À très illustre princesse, Madame Marguerite de France, duchesse de Savoie.
Le poète et la Muse ont le soin de chanter
Les hommes et les dieux : elle afin de vanter
La force et la grandeur de ceux qui ont puissance
De manier du Ciel l’éternelle accordance,
Et lui, en échangeant le labeur de ses mains
(Ainsi que troc pour troc) aux bienfaits des humains
Pour chanter en ses vers leurs vertus et leur gloire,
Et pour les bienheurer d’une longue mémoire :
Car la Muse divine a le ciel immortel,
Le poète qui est homme, a son sujet mortel.
S’il est doncques ainsi, ni l’immortelle Muse,
Ni le poète mortel, ne trouveront excuse,
Qui les puisse exempter de s’employer tous deux,
Pour raconter le los des hommes et des dieux.
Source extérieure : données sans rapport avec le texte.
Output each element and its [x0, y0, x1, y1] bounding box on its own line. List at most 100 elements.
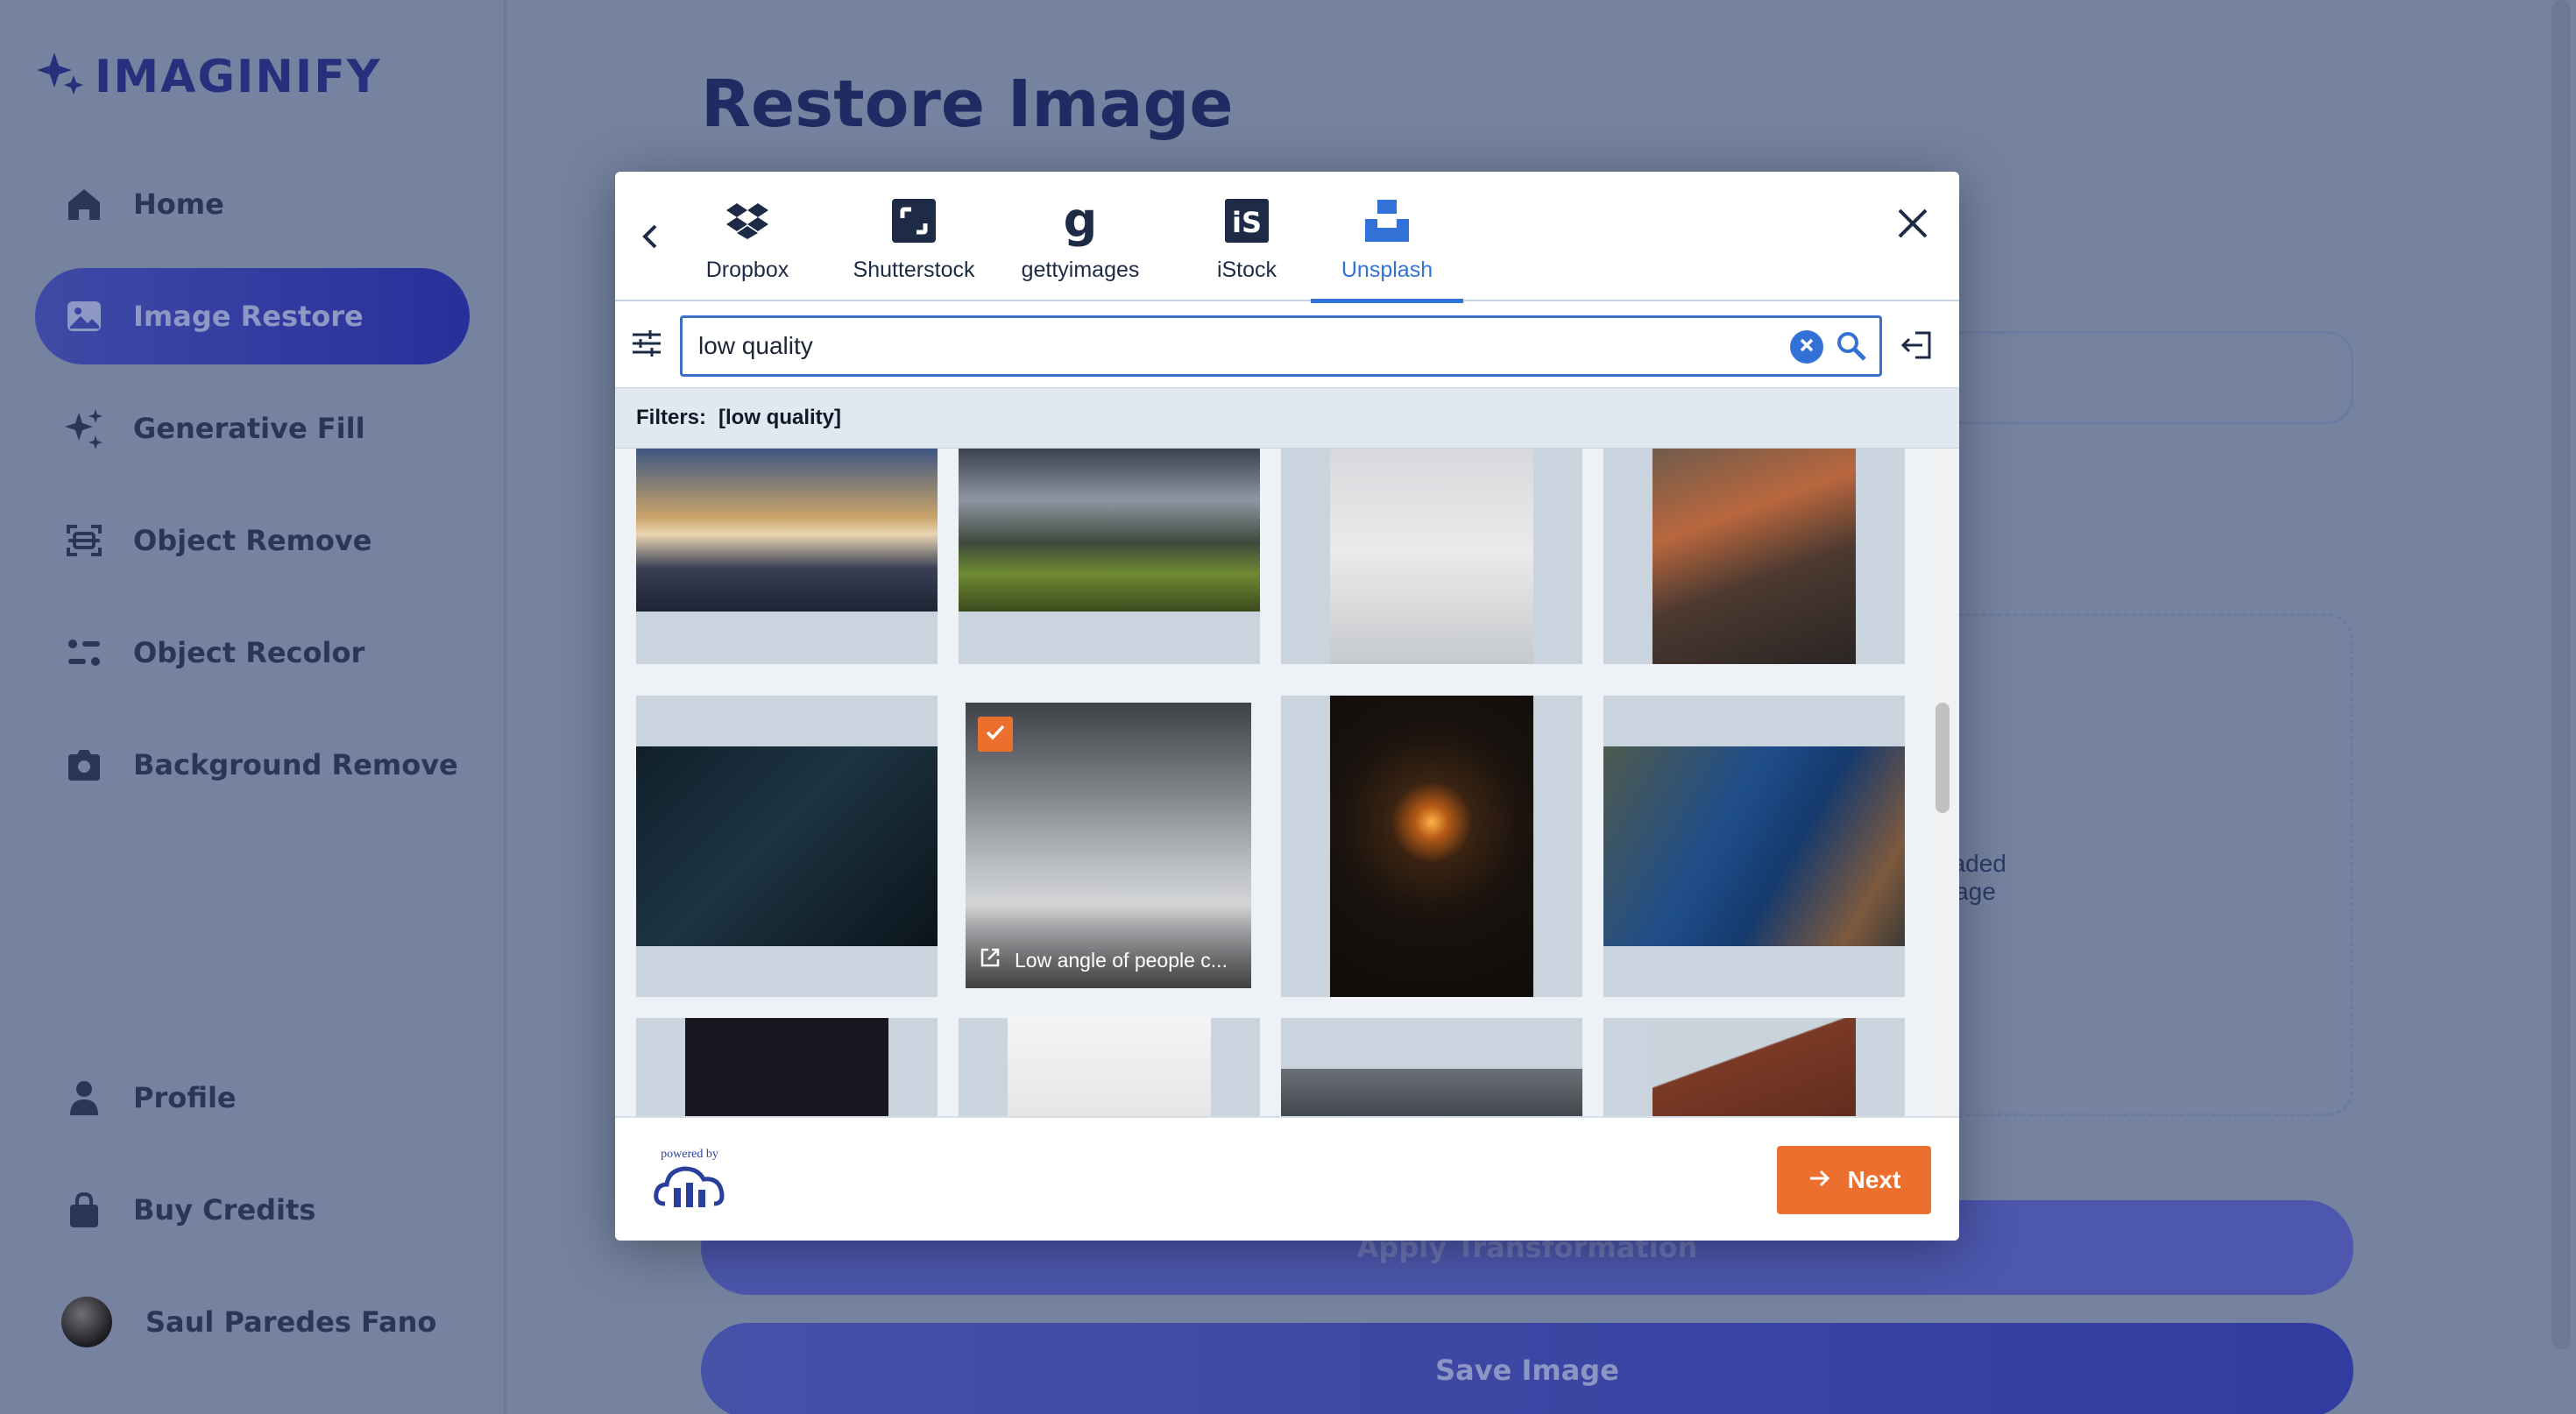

La Muse te dira la française Minerve,
Sous qui le faux erreur, et l’ignorance serve
Furent jadis bannis d’avecque les Français,
Et renvoyés au sein des plus barbares rois :
Le poète te dira sa sévère sauvegarde,
Sa targue, qui défend une langue jazarde,
Qui d’un parler moqueur le pensait effrayer.
Il dira que tu peux sous ta Gorgon muer
Ceux qui effrontément sont venus à l’exemple
Des corbeaux enroués, croasser dans ton temple.
Ma princesse, je viens appendre à ton autel
Du fruit de mon printemps, à celle fin qu’il dure
Encontre les efforts d’une mordante injure :
Car seule tu le peux, or qu’il dusse mourir,
Des envieux, du temps, et de mort secourir.